Amministratori

La revoca del contributo non dovuto non richiede una motivazione circostanziata

di Michele Nico

Quando la pubblica amministrazione annulla d'ufficio un provvedimento che comporta un esborso di denaro pubblico in contrasto con la normativa, non occorre una diffusa motivazione sulle ragioni di interesse pubblico che hanno indotto l'ente ad agire in sede di autotutela. Questo l'importante principio affermato dal Consiglio di Stato, con la sentenza n. 7246/2019, che ha accolto il ricorso della Regione Veneto contro la decisione del Tar che aveva annullato il decreto dirigenziale con cui l'ente aveva decurtato il contributo a favore di un'impresa inserita nella graduatoria di un bando per il parziale finanziamento con fondi europei dei costi d'investimento sostenuti nel settore dell'artigianato.

Il fatto
La Regione aveva deciso di ridurre il contributo spettante all'impresa (da 56.000 euro a 5.500 euro) in assenza dei presupposti previsti dal bando, che non contemplava contributi per edifici di nuova costruzione, realizzati dall'impresa nell'ambito dei relativi programmi d'investimento, ma solo contributi per l'acquisizione di locali, che dovevano già essere costruiti.

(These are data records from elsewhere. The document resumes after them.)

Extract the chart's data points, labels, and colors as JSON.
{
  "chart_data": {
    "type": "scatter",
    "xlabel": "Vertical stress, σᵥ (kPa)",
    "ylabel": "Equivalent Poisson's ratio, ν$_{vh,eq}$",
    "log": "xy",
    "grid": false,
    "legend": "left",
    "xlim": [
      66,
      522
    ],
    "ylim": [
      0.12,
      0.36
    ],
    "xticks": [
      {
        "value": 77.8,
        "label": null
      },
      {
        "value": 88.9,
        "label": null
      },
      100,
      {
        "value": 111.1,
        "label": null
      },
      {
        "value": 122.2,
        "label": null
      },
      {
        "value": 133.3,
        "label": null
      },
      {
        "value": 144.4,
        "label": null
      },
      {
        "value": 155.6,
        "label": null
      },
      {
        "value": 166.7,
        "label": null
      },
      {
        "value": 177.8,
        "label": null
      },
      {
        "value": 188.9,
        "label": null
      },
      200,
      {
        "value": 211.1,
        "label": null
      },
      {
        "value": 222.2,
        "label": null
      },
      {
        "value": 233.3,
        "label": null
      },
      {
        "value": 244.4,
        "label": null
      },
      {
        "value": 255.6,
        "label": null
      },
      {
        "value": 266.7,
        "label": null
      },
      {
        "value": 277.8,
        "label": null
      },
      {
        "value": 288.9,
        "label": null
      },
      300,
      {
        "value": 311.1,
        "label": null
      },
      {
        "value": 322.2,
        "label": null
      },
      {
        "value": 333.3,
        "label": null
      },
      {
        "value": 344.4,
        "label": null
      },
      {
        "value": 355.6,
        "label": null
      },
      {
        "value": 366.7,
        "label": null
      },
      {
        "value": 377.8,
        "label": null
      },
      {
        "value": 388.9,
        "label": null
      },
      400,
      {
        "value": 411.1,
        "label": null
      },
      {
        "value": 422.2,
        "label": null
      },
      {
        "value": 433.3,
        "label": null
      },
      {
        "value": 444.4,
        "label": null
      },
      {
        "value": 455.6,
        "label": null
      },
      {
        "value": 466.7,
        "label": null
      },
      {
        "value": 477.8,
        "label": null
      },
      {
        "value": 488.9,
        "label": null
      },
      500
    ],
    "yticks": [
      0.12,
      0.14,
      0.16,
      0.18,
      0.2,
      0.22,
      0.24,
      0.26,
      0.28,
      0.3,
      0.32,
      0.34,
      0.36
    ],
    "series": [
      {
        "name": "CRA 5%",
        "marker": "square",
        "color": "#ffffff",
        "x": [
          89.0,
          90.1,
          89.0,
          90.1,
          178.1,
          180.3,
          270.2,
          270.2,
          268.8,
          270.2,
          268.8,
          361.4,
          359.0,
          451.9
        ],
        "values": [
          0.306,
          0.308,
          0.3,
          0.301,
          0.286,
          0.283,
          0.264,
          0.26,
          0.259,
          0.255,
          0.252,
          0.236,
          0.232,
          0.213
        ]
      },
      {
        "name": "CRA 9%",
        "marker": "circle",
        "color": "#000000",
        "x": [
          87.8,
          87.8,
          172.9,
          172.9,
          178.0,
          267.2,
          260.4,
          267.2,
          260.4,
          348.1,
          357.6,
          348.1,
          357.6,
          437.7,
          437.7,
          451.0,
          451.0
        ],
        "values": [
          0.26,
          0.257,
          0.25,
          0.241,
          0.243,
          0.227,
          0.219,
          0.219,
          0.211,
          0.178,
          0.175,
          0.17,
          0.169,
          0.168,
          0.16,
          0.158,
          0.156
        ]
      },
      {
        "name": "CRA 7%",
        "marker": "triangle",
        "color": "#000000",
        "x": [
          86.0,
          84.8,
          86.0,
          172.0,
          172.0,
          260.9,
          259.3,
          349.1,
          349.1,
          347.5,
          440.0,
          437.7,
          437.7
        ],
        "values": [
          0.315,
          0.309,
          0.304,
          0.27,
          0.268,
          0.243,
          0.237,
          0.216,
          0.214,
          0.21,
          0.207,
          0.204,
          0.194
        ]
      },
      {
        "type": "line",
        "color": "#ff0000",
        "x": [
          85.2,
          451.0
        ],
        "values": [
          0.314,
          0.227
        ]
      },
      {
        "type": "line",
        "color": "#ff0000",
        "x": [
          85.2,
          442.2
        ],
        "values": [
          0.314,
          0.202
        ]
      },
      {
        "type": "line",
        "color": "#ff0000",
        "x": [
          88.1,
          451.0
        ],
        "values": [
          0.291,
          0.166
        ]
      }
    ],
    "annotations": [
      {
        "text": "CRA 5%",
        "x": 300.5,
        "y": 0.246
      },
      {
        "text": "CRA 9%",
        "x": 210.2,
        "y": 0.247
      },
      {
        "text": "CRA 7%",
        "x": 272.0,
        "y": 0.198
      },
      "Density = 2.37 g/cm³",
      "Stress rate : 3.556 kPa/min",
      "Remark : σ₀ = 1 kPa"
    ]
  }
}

Quindi il contributo all'impresa è stato drasticamente ridimensionato al solo importo commisurato alle spese di acquisto di nuove attrezzature.
Nella prima fase di giudizio il Tar Veneto aveva assunto una decisione non del tutto lineare, perché da un lato aveva asserito che quando la Pa annulla in autotutela un atto da cui deriva un esborso di denaro pubblico non occorre «una motivazione diffusa sulle ragioni di interesse pubblico» alla base dell'annullamento, «tanto più se l'atto è in contrasto con il diritto comunitario», ma d'altro lato aveva riconosciuto la fondatezza dell'aspettativa che aveva portato l'impresa a confidare nella liquidazione del contributo inizialmente determinato, osservando che la Regione Veneto avrebbe «perlomeno dovuto dare conto nell'atto impugnato della sussistenza di un interesse pubblico concreto e attuale a ridurre il contributo assegnato».
Di conseguenza, il Tar aveva annullato il decreto dirigenziale impugnato, e la Regione ha deciso di ricorrere in appello.

La decisione
Palazzo Spada ha rilevato la contraddittorietà della pronuncia impugnata, e ha aderito senza riserve alla tesi sostenuta dalla Regione.
I giudici hanno convenuto che «la revoca del contributo pubblico costituisce un atto dovuto per l'Amministrazione concedente, che è tenuta a porre rimedio alle conseguenze sfavorevoli derivanti all'erario per effetto di un'indebita erogazione di contributi pubblici» ogniqualvolta risulti che il beneficio sia stato accordato in assenza dei presupposti di legge, «essendo l'interesse pubblico all'adozione dell'atto in re ipsa quando ricorra un indebito esborso di danaro pubblico con vantaggio ingiustificato per il privato».
Di contro, nessun rilievo viene dato alle aspettative dell'impresa interessata, dacché la delibera con cui la giunta regionale aveva individuato i soggetti ammessi a contribuzione aveva fatto riserva della relativa rendicontazione, dando evidenza al fatto che «in alcuni casi potrebbe verificarsi l'ipotesi di una decurtazione del contributo in corso di esecuzione delle opere e della relativa rendicontazione dal momento che in fase istruttoria non sussistevano elementi sufficienti (…) a una puntuale determinazione della spesa ammissibile».

L'appello incidentale
È il caso di osservare che la Sezione, pur avendo affermato la legittimità del decreto dirigenziale impugnato, ha accolto anche l'appello incidentale proposto dall'impresa, e per l'effetto ha condannato la Regione Veneto a rifondere i danni per responsabilità precontrattuale.
Nello specifico, il collegio ha ritenuto illegittima la condotta dell'ente pubblico non già sotto il profilo dell'esercizio del potere di autotutela, quanto piuttosto per la disattenzione degli uffici regionali che hanno comunicato con grande ritardo all'impresa la parziale inammissibilità del contributo richiesto (dopo ben 5 anni dalla delibera di giunta che ha approvato l'elenco dei beneficiari).
Una siffatta disattenzione, si legge nella sentenza, connota un comportamento amministrativo «in contrasto con i canoni di correttezza e buona fede sanciti dall'articolo 1337 del codice civile, essendosi verosimilmente ingenerato nella società un ragionevole affidamento nella legittimità di questa delibera, e quindi nella circostanza di poter fruire il contributo nella misura ivi indicata, tale da indurla a portare avanti la propria iniziativa imprenditoriale».